Dimensy.id Mobile
Dimensy.id
Apollo Solar Panel

Asas Terlanggar Revisi UU KPK

Senin, 07 Oktober 2019, 14:32 WIB
Asas Terlanggar Revisi UU KPK
Muhtar Said/RMOL
FILOSOFI munculnya kebijakan baik berupa peraturan (regeling) ataupun berupa keputusan (beschiking) disebabkan adanya permasalahan yang timbul. Supaya permasalahan tidak berdampak sistemik bagi yang lainnya, maka pemegang kebijakan harus mampu merumuskan produk kebijakan yang bisa menjadi “obat penawar” terhadap permasalahan.

Dalam filsafat politik libertarian dijelaskan, negara ada untuk melindungi kegaduhan yang terjadi di lingkungannya. Sedangkan untuk mensejahterakan rakyat dibutuhkan sikap aktif dalam merumuskan kebijakan-kebijakan sesuai dengan kondisi zaman. Negara harus mampu memprediksi permasalahan ke depan sehingga dapat memitigasi persoalan serta mampu mengakomodir kepentingan rakyat.

Jadi negara dalam membuat kebijakan harus didasarkan pada sebuah permasalahan. Apabila tidak ada persoalan maka negara harus konsentrasi untuk merumuskan kebijakan ideal. Tujuannya untuk mensejahterakan rakyat karena inti berdirinya negara modern adalah untuk kesejahteraan rakyat bukan golongan ataupun anggota partai politik tertentu.

Dalam sebuah negara, dinamikanya akan sulit ditebak karena di dalamnya terdapat beberapa cabang kekuasaan yang sengaja dipisah demi terciptanya demokrasi. Di setiap cabang kekuasaan mempunyai kewenangannya sendiri termasuk mempunyai hak otonom untuk membuat kebijakan. Sebut saja Dewan Perwakilan Rakyat (DPR) yang memiliki wewenang untuk membuat undang-undang. Begitu juga Presiden juga mempunyai wewenang untuk membuat kebijakan sendiri. Meskipun wewenangnya berbeda, tetapi tujuannya sama yakni mensejahterakan rakyat Indonesia.

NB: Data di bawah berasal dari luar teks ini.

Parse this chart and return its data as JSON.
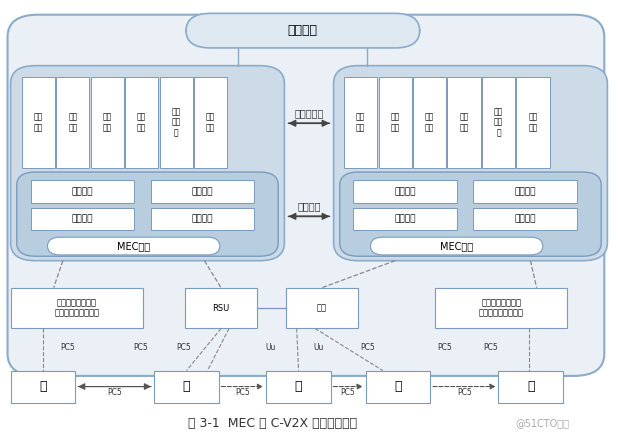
{
  "title": "图 3-1  MEC 与 C-V2X 融合场景架构",
  "watermark": "@51CTO博客",
  "bg_color": "#ffffff",
  "app_items_left": [
    "高清\n视频",
    "高精\n地图",
    "自动\n驾驶",
    "远程\n驾驶",
    "多媒\n体应\n用",
    "事件\n决策"
  ],
  "app_items_right": [
    "高清\n视频",
    "高精\n地图",
    "自动\n驾驶",
    "远程\n驾驶",
    "多媒\n体应\n用",
    "事件\n决策"
  ],
  "mec_functions": [
    [
      "数据存储",
      "运算加速"
    ],
    [
      "业务回传",
      "数据处理"
    ]
  ],
  "mec_label": "MEC平台",
  "cloud_label": "云控中心",
  "edge_app_label": "边缘云应用",
  "biz_switch_label": "业务切换"
}
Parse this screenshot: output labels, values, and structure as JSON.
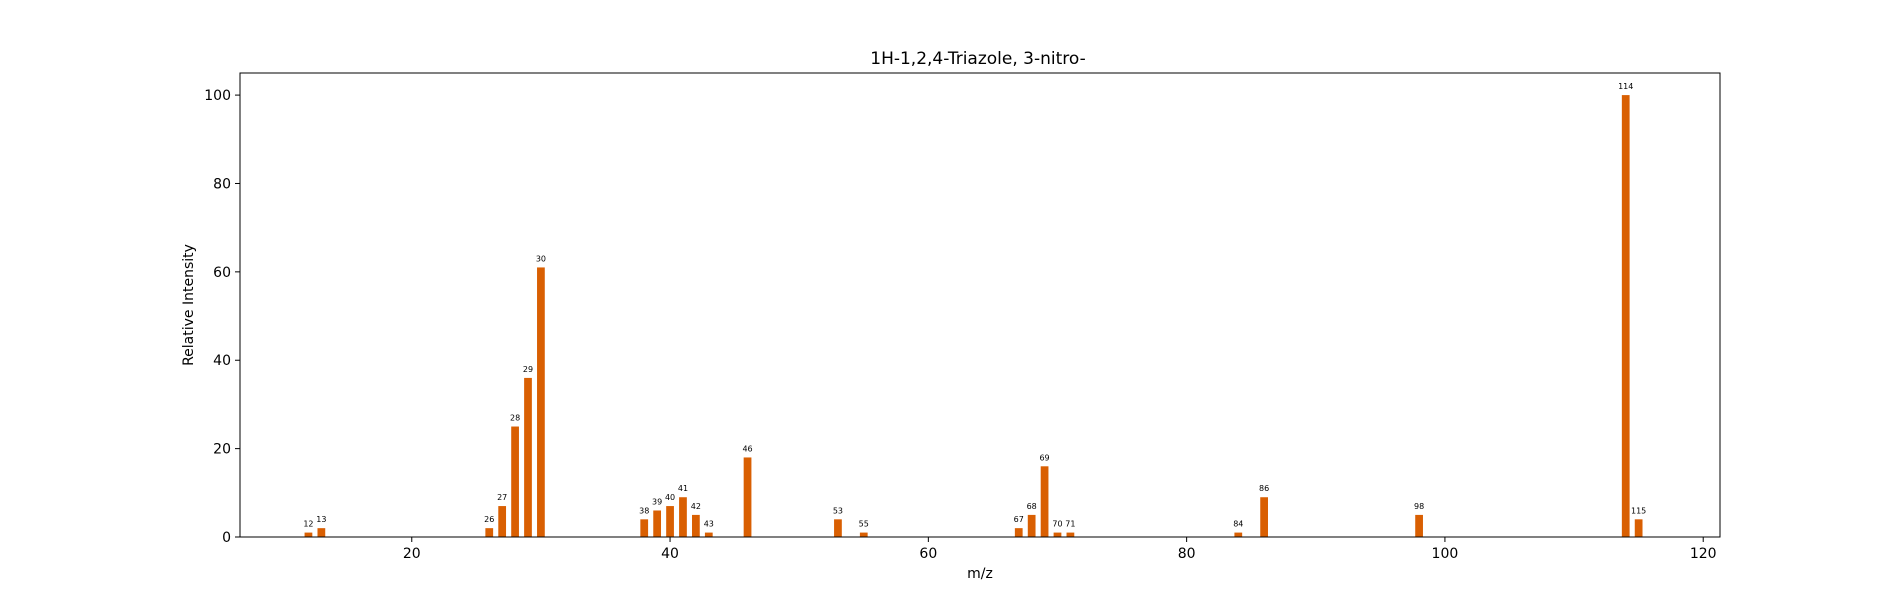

Adanya kewenangan membuat kebijakan bagi masing-masing cabang kekuasaan memberikan banyak pilihan teori pembuatan kebijakan. Kebijakan bisa dibuat karena adanya kehendak atau usulan dari kelompok di luar kekuasaan, tetapi juga ada kebijakan yang dikehendaki oleh kelompok pemegang kebijakan.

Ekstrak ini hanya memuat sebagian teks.